MEV is the maximum amount of value that can be extracted from block production in excess of the standard block reward and gas fees. This means that, in addition to the money that the person building the block gets for their work, they can also potentially make more money by including, excluding, or rearranging the transactions in the block in a certain way.
For example, let's say that there are two transactions that both want to be included in the same block. One of the transactions is for a small amount of Ether, and the other is for a larger amount. The person building the block could choose to include the smaller transaction first, and then the larger one. This would allow them to potentially make more money, because they would get paid more for including the larger transaction in the block. This concept is important in understanding the ways that miners can manipulate transactions in order to maximize profits.
MEV In More Technical Terms
The ordering of transactions in an Ethereum block is not bound by definite rules, but can be freely modified according to miners' preferences. In the source code of the Geth client, there are three examples provided for sorting transactions: by nonce only, by gas fee and nonce (the default option), and by owner, then by gas fee and nonce. However, this sorting is not set in stone and miners are free to adjust it in order to capture bigger profits, which is the main focus of MEV.
Before August 2020, Compound's oracle feed was updated by a special oracle transaction. Miners would monitor the Mempool, looking for accounts that could be liquidated and arbitraged through flash loans and other strategies. Since the arbitrage could only be successful if the arbitrage transaction was executed right after the price update transaction, most miners at the time would randomly order the arbitrage transaction with the same gas fee. This led to a situation where arbitragers would compete with each other for a random probability by sending trades with the same gas fee as the oracle price update transaction.

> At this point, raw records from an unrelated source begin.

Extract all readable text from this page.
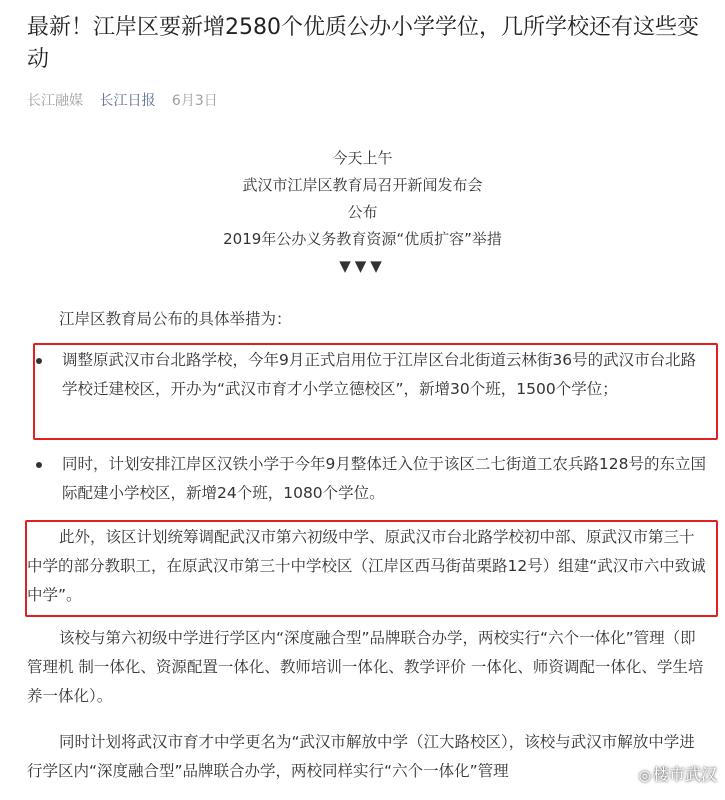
最新！江岸区要新增2580个优质公办小学学位，几所学校还有这些变动
长江融媒 长江日报 6月3日
今天上午
武汉市江岸区教育局召开新闻发布会
公布
2019年公办义务教育资源“优质扩容”举措
▼▼▼
江岸区教育局公布的具体举措为：
调整原武汉市台北路学校，今年9月正式启用位于江岸区台北街道云林街36号的武汉市台北路学校迁建校区，开办为“武汉市育才小学立德校区”，新增30个班，1500个学位；
同时，计划安排江岸区汉铁小学于今年9月整体迁入位于该区二七街道工农兵路128号的东立国际配建小学校区，新增24个班，1080个学位。
此外，该区计划统筹调配武汉市第六初级中学、原武汉市台北路学校初中部、原武汉市第三十中学的部分教职工，在原武汉市第三十中学校区（江岸区西马街苗栗路12号）组建“武汉市六中致诚中学”。
该校与第六初级中学进行学区内“深度融合型”品牌联合办学，两校实行“六个一体化”管理（即管理机 制一体化、资源配置一体化、教师培训一体化、教学评价 一体化、师资调配一体化、学生培养一体化）。
同时计划将武汉市育才中学更名为“武汉市解放中学（江大路校区），该校与武汉市解放中学进行学区内“深度融合型”品牌联合办学，两校同样实行“六个一体化”管理	◎ 楼市武汉
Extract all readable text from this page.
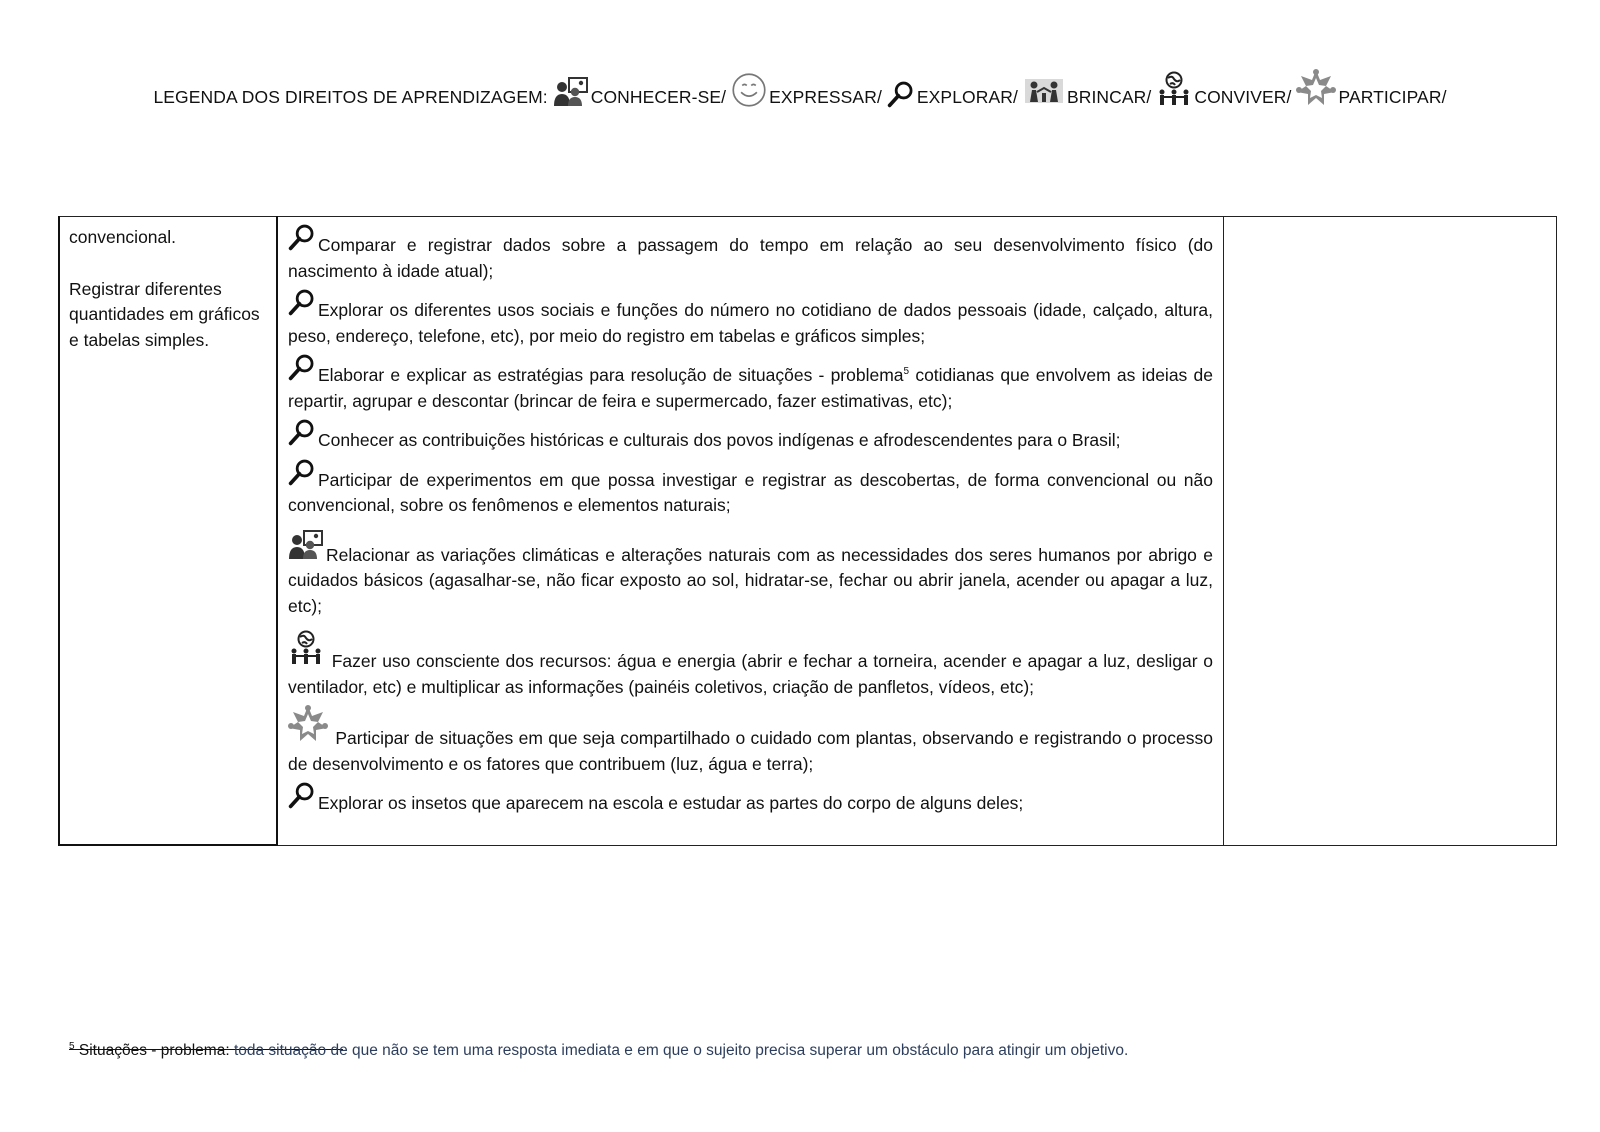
LEGENDA DOS DIREITOS DE APRENDIZAGEM: CONHECER-SE/ EXPRESSAR/ EXPLORAR/	BRINCAR/ CONVIVER/	PARTICIPAR/

convencional.

Registrar diferentes quantidades em gráficos e tabelas simples.

Comparar e registrar dados sobre a passagem do tempo em relação ao seu desenvolvimento físico (do nascimento à idade atual);
Explorar os diferentes usos sociais e funções do número no cotidiano de dados pessoais (idade, calçado, altura, peso, endereço, telefone, etc), por meio do registro em tabelas e gráficos simples;
Elaborar e explicar as estratégias para resolução de situações - problema$^5$ cotidianas que envolvem as ideias de repartir, agrupar e descontar (brincar de feira e supermercado, fazer estimativas, etc);
Conhecer as contribuições históricas e culturais dos povos indígenas e afrodescendentes para o Brasil;
Participar de experimentos em que possa investigar e registrar as descobertas, de forma convencional ou não convencional, sobre os fenômenos e elementos naturais;
Relacionar as variações climáticas e alterações naturais com as necessidades dos seres humanos por abrigo e cuidados básicos (agasalhar-se, não ficar exposto ao sol, hidratar-se, fechar ou abrir janela, acender ou apagar a luz, etc);
Fazer uso consciente dos recursos: água e energia (abrir e fechar a torneira, acender e apagar a luz, desligar o ventilador, etc) e multiplicar as informações (painéis coletivos, criação de panfletos, vídeos, etc);
Participar de situações em que seja compartilhado o cuidado com plantas, observando e registrando o processo de desenvolvimento e os fatores que contribuem (luz, água e terra);
Explorar os insetos que aparecem na escola e estudar as partes do corpo de alguns deles;

$^5$ Situações - problema: toda situação de que não se tem uma resposta imediata e em que o sujeito precisa superar um obstáculo para atingir um objetivo.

However, on August 11, 2020, Geth released a new version which changed the rules of the game. Now, the first transaction to reach the network after the oracle price update transaction would be successfully arbitrated, meaning that the speed at which a transaction was obtained became a factor in the competition. This change did not last long, and on August 17, 2020, Compound switched to a more decentralized oracle service. The MEV race then became a pure gas war, with miners trying to outbid each other for gas until the clearing operation could no longer capture any profit, or until one miner won.
MEV bots are an important player in the dark forest of the blockchain, constantly searching for profitable opportunities and trying to capture MEV by sending transactions or deliberately sequencing them. They operate at the whim of their owners, packaging transactions and sending them to unsuspecting miners for block production. While they play a role in ensuring market stability and DApp activity, they can also exploit the "average user" unequally due to their inherent advantage of monitoring the entire Mempool.
Data from Uniswap and dex.guru show that a significant portion of AMM trading volume on Ethereum is contributed by MEV bots, which dominate the blockchain. The term MEV has two official interpretations: Miner Extractable Value and Maximum Extractable Value. When these two definitions are combined, MEV can be understood as the value that can be extracted by miners through the manipulation of transactions in a block.
According to Dan Robinson, a decentralized exchange researcher at Paradigm, there are three types of MEV that leak value: gas costs, slippage/sandwiching, and loss-vs-rebalancing. These value leaks can be optimized to reduce costs for users and liquidity providers. It is likely that future decentralized exchanges will try to mitigate these value leaks.